Sunday, September 6, 2015

In this play, why is the "tragic flaw" seen more as an error of judgement than a vice? And what messages is Shakespeare communicating to his...

Romeo and Juliet actually share a tragic flaw: they both love too passionately, too intensely, and they fail to exercise caution, patience, or even common sense as a result. This is why it is more difficult to call their flaw a vice, as you say, because loving too intensely is certainly a different, more innocent kind of flaw than pride or ambition, for example. Further, their flaw doesn't really hurt anyone but themselves; it is not like Macbeth's ambition outstripping his morality, causing him to murder as a result, or Oedipus's pride causing him to bring down the gods' wrath on Thebes.    

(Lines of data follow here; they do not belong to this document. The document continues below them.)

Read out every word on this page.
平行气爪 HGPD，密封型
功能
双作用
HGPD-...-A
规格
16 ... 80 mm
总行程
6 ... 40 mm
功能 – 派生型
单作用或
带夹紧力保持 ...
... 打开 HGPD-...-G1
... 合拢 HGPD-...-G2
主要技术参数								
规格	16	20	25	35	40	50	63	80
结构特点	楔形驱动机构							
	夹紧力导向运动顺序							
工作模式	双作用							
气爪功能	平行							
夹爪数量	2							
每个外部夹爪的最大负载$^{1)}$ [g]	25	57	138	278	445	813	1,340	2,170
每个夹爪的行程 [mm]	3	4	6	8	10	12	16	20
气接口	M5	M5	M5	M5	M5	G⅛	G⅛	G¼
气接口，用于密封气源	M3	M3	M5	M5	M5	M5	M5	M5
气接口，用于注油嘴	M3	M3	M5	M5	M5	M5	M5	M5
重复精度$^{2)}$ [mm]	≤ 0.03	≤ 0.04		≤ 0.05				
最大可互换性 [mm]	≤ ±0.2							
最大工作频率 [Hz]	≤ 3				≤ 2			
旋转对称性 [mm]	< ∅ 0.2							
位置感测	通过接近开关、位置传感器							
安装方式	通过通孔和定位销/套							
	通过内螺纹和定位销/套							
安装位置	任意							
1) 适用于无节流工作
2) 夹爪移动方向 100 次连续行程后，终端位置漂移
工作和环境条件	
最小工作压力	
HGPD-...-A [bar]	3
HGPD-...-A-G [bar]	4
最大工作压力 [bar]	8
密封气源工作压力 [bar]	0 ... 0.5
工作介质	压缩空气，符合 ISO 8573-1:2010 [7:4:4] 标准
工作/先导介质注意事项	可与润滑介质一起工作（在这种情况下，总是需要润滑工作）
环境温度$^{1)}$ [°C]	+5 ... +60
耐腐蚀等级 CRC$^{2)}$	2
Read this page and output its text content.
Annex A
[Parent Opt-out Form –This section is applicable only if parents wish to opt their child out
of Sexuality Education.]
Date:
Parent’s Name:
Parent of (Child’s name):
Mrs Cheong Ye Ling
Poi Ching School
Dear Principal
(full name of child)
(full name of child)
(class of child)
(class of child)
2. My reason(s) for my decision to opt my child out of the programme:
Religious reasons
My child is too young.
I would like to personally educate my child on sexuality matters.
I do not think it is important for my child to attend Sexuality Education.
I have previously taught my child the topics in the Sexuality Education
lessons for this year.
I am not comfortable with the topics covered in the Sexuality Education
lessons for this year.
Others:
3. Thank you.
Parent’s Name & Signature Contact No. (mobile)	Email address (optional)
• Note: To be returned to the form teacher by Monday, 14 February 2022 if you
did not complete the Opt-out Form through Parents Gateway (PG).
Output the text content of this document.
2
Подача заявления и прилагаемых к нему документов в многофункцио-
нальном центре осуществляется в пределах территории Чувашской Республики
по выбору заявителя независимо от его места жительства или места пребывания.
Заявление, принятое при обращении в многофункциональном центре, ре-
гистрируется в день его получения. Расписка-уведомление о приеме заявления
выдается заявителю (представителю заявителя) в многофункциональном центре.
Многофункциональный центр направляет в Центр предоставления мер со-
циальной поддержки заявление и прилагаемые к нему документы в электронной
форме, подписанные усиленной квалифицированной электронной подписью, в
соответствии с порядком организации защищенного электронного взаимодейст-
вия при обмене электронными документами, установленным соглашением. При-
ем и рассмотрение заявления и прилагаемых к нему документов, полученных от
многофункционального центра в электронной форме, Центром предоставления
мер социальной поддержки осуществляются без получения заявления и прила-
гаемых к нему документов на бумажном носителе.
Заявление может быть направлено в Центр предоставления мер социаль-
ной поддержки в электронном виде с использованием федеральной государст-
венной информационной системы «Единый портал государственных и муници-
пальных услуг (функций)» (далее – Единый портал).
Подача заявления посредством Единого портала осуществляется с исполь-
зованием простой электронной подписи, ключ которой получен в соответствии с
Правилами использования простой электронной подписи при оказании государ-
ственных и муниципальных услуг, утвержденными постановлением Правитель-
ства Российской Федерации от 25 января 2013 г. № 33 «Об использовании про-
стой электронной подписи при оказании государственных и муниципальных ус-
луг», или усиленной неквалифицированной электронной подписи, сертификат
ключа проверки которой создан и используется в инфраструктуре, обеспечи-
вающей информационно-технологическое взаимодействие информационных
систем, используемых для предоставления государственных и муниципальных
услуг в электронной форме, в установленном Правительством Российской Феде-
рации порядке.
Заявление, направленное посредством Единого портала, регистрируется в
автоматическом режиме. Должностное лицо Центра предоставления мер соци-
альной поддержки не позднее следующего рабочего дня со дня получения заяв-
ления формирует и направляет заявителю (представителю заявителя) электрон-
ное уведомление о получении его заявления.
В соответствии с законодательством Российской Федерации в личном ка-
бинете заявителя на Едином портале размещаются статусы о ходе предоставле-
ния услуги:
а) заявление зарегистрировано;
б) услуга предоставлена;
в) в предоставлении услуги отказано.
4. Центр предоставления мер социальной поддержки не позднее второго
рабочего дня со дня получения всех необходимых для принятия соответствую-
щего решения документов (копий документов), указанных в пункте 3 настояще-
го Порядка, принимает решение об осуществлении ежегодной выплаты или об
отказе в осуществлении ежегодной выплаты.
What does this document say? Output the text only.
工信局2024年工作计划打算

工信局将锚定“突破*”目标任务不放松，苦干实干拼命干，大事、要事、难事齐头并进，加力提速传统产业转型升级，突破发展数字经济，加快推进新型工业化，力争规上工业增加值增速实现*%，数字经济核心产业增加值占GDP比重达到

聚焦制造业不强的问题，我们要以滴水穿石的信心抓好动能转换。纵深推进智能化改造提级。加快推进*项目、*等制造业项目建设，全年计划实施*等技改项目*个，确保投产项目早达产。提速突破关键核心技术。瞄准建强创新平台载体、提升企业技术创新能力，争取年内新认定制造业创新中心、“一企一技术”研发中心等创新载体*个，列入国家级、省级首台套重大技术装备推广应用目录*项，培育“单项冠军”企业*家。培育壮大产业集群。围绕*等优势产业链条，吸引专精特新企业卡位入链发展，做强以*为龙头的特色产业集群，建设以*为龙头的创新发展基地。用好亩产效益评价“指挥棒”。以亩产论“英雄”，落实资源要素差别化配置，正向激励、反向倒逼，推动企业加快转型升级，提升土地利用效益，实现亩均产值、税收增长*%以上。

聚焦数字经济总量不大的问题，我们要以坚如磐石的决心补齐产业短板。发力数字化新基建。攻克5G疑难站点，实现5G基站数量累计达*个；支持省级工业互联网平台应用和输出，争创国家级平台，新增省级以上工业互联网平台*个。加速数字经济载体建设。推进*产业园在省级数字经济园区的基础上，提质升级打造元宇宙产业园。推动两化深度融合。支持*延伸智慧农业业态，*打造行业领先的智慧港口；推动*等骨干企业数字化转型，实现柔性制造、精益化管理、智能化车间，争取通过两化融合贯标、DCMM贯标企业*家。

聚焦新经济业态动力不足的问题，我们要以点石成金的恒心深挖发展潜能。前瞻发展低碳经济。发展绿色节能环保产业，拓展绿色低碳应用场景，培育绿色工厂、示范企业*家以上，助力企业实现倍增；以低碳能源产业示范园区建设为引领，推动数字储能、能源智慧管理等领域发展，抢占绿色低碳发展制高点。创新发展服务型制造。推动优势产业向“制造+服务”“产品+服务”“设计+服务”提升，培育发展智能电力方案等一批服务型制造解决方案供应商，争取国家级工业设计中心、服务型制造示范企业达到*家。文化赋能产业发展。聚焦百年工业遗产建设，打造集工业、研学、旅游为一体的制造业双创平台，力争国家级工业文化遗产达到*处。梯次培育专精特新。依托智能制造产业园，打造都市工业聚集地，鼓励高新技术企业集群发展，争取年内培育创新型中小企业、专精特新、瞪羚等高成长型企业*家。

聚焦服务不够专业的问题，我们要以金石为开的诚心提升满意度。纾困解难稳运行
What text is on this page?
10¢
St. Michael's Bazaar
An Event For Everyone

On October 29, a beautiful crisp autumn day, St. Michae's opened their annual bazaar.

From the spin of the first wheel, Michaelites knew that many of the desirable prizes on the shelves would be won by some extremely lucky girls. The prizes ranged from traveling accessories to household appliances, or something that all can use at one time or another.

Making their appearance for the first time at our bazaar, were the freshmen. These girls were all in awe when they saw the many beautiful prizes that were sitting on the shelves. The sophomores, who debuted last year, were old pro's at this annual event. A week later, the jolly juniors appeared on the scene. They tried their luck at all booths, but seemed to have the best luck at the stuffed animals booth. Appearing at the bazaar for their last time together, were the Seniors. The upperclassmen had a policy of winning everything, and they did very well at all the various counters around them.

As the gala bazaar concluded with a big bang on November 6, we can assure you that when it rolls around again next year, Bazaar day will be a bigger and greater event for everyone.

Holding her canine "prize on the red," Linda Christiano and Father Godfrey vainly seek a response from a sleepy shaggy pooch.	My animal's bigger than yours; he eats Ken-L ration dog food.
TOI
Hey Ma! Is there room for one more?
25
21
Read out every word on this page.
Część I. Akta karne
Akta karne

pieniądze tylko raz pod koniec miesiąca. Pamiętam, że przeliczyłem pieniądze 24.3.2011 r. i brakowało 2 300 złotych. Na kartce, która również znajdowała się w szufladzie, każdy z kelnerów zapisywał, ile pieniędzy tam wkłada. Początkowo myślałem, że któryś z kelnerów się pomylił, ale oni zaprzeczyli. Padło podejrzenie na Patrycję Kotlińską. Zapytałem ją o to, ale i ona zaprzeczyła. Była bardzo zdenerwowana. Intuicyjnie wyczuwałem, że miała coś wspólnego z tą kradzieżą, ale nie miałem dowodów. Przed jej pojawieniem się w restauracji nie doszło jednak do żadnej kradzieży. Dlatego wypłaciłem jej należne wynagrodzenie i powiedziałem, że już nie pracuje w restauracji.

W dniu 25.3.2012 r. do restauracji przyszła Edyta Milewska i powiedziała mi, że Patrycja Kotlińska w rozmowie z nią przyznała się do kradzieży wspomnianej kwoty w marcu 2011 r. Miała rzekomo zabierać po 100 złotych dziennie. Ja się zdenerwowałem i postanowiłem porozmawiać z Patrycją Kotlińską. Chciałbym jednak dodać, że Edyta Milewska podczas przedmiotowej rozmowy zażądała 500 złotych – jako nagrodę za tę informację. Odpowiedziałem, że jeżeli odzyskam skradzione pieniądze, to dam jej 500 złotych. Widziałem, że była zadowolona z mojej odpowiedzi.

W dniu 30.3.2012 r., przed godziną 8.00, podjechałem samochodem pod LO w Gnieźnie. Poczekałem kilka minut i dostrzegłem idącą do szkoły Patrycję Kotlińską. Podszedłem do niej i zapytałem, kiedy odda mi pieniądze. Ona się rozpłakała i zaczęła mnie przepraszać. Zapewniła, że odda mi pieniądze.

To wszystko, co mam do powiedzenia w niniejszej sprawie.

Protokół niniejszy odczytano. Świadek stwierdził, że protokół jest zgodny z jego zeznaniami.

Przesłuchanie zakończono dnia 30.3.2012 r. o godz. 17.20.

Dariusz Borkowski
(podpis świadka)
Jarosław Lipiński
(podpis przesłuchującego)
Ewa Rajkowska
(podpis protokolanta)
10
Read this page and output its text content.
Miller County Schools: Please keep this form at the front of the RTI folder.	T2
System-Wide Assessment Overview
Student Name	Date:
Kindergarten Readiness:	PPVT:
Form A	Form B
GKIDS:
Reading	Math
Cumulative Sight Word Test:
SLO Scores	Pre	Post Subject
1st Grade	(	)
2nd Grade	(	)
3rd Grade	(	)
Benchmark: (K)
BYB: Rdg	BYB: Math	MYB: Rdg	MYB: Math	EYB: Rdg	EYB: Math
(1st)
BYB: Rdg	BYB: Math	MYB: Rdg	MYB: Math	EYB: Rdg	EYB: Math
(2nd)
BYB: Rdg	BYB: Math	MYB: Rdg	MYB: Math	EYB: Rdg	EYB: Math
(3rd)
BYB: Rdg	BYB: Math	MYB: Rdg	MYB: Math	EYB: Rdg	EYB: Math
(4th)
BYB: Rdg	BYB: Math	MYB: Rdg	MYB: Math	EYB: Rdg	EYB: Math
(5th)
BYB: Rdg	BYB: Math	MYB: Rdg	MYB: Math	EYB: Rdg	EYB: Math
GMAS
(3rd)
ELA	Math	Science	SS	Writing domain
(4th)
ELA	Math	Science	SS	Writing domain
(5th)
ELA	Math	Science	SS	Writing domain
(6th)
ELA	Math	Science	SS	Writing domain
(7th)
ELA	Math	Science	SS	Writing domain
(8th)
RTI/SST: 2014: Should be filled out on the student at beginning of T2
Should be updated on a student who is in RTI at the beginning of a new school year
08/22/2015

It seems possible that Shakespeare fails to give Romeo and Juliet a true tragic flaw, some real vice for which we might hold them responsible, because he wants his audience to sympathize with them, not blame them. They are relative innocents, the victims of their parents' feud, and it is likely that Shakespeare wants us to blame their parents for the tragedy rather than Romeo and Juliet themselves. After all, he does paint Juliet's mother as cold and distant, and Juliet's father—when she refuses to marry Parris—as cruel and merciless. Even in the prologue, Shakespeare foregrounds the parents' fight much more than he emphasizes the love between Romeo and Juliet. It seems, then, that he wishes to point out the wrongness of the families' violent grudge rather than the too-loving behavior of their children.